Во время представления могло бы быть немного теплее. Смит сдержал свой порыв протянуть руку, предполагая, что в этом ему было бы отказано. Инспектор оглядел его с головы до ног, в то время как Смит твердо смотрел в лицо человеку, который послал за ним. Это было худое лицо, немного рябое от подростковых прыщей, а очки были без оправы, с линзами, которые, казалось, ничего не достигали, кроме увеличения бледно-серых глаз за ними.
Хинтон обошел стол и занял свободное кресло рядом с инспектором. Затем он взял ручку и достал блокнот, но у Смита сложилось впечатление, что пожилой человек, если бы ему предоставили выбор, предпочел бы сидеть с интервьюируемым. Терек делал все как обычно, заставляя его ждать, и поэтому Смит осмотрел комнату, которая, должно быть, принадлежала старшему оперативнику, со всеми этими папками, полными инструкций и распорядков. Несколько его армейских товарищей оказались на этой службе, но ему самому эта идея никогда не приходила в голову – сажать сюда правонарушителей, безусловно, интереснее, чем годами наблюдать за ними после того, как они прибыли. И он знал несколько случаев, когда сами полицейские неправильно обращались с заключенными; это действительно неизбежно, учитывая, что самые умные преступники примерно так же умны, как и самые умные адвокаты – кто бы ни был ответственным за расследование, он должен иметь это в виду... Затем он посмотрел на Хинтона и улыбнулся. Если Терек ждал, что Смит заговорит первым, им следовало бы позаботиться о чае с печеньем и, возможно, о каком-нибудь ланче.
‘Насколько хорошо вы знали Лайонела Эверетта?’
Боже милостивый – приступаем к предполагаемому закрытию!
‘Понятия не имею, сэр’.
По крайней мере, Терек сейчас смотрел прямо на него.
‘Что вы имеете в виду? Либо вы знали его, либо нет’.
‘Ну, я не знаю этого имени, сэр, но, конечно, известно, что некоторые преступные типы использовали псевдонимы. Возможно, я знал Лайонела Эверетта под другим именем. Было бы полезно, если бы я смог увидеть его фотографию.’

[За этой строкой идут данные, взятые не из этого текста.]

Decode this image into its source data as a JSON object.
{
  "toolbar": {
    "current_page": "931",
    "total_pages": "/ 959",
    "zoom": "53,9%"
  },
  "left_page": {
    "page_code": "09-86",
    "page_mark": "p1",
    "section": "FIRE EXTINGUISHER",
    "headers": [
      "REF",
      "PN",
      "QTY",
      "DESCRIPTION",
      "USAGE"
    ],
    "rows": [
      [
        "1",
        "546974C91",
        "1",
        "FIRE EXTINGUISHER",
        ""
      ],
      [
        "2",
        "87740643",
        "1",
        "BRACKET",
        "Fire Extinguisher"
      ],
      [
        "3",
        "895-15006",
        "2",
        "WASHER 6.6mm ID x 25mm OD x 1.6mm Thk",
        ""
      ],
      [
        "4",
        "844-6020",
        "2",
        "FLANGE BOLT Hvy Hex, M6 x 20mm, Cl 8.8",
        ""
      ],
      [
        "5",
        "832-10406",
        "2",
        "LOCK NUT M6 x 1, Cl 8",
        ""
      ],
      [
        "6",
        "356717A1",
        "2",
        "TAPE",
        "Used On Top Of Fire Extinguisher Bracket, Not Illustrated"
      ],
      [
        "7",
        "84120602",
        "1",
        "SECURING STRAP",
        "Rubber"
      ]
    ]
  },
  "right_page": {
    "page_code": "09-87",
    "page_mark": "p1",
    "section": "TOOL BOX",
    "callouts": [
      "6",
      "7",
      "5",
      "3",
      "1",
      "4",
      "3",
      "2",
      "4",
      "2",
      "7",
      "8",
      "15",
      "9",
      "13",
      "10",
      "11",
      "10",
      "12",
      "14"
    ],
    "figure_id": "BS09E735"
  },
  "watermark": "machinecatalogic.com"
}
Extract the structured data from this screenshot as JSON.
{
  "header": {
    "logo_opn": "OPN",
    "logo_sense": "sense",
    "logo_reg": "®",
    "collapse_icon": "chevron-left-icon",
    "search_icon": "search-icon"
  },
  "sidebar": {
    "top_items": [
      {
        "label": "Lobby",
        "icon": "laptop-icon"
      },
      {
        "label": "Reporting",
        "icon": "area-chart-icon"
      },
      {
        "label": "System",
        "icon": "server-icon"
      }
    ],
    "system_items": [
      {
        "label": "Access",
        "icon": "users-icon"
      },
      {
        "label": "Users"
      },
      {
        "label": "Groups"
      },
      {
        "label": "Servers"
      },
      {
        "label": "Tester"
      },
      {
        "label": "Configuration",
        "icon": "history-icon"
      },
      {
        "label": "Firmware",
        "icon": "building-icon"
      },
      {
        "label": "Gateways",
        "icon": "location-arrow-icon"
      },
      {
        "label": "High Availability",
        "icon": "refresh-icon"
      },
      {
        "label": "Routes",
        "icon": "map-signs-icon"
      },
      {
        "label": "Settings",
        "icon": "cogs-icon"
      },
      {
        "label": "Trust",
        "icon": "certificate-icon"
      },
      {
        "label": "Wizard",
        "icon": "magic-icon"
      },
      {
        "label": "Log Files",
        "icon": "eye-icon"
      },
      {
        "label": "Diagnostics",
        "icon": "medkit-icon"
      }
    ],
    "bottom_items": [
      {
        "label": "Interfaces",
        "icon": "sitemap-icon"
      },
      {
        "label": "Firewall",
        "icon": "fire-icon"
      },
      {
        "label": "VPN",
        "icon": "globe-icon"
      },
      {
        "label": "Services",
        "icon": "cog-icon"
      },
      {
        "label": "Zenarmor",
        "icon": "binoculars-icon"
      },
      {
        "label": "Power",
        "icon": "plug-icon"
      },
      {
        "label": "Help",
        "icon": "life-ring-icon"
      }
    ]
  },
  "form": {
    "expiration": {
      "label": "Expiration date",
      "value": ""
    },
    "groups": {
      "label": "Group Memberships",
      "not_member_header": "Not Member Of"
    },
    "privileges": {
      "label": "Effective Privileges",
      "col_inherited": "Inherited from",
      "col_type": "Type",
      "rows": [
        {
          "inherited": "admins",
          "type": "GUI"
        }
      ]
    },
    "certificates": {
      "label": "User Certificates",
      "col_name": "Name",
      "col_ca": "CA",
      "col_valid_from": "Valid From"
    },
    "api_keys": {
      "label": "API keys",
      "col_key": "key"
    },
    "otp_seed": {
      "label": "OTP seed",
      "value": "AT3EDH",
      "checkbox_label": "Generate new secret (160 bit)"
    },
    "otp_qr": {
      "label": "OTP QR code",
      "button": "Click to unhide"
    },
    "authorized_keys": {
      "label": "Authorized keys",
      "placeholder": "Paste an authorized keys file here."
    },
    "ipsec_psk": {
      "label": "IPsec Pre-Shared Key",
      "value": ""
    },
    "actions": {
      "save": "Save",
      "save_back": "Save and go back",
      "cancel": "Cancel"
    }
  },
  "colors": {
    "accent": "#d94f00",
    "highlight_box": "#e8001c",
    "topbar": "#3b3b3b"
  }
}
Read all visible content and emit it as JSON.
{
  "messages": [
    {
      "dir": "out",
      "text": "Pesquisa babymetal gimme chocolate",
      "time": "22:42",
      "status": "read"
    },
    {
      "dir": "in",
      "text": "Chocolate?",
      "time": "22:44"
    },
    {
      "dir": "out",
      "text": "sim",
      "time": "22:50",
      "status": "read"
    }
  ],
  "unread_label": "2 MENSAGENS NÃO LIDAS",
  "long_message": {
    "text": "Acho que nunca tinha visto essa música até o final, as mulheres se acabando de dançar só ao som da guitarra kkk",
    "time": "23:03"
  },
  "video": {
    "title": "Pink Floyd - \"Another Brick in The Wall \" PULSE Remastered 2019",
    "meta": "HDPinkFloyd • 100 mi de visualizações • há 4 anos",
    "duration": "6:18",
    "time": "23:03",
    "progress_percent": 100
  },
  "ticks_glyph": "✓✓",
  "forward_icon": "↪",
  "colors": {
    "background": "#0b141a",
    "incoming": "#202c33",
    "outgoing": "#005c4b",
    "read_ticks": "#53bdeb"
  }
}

Смит взглянул на папку на столе – тюремное досье Эверетта. Терек тоже посмотрел на нее. Он должен взвесить это сейчас, подумал Смит – молодому инспектору, на которого была возложена деликатная задача допросить коллегу-офицера, причем довольно опытного коллегу-офицера, действительно хотелось сохранить инициативу и показать, что он не запуган, а отвечает. С другой стороны, просьба не была необоснованной, учитывая странные обстоятельства. Тогда каким путем он пойдет?
‘В данный момент в этом нет необходимости. Я перефразирую это для вас, сержант - вы когда–нибудь сталкивались с кем-нибудь, использующим имя Лайонел Эверетт?’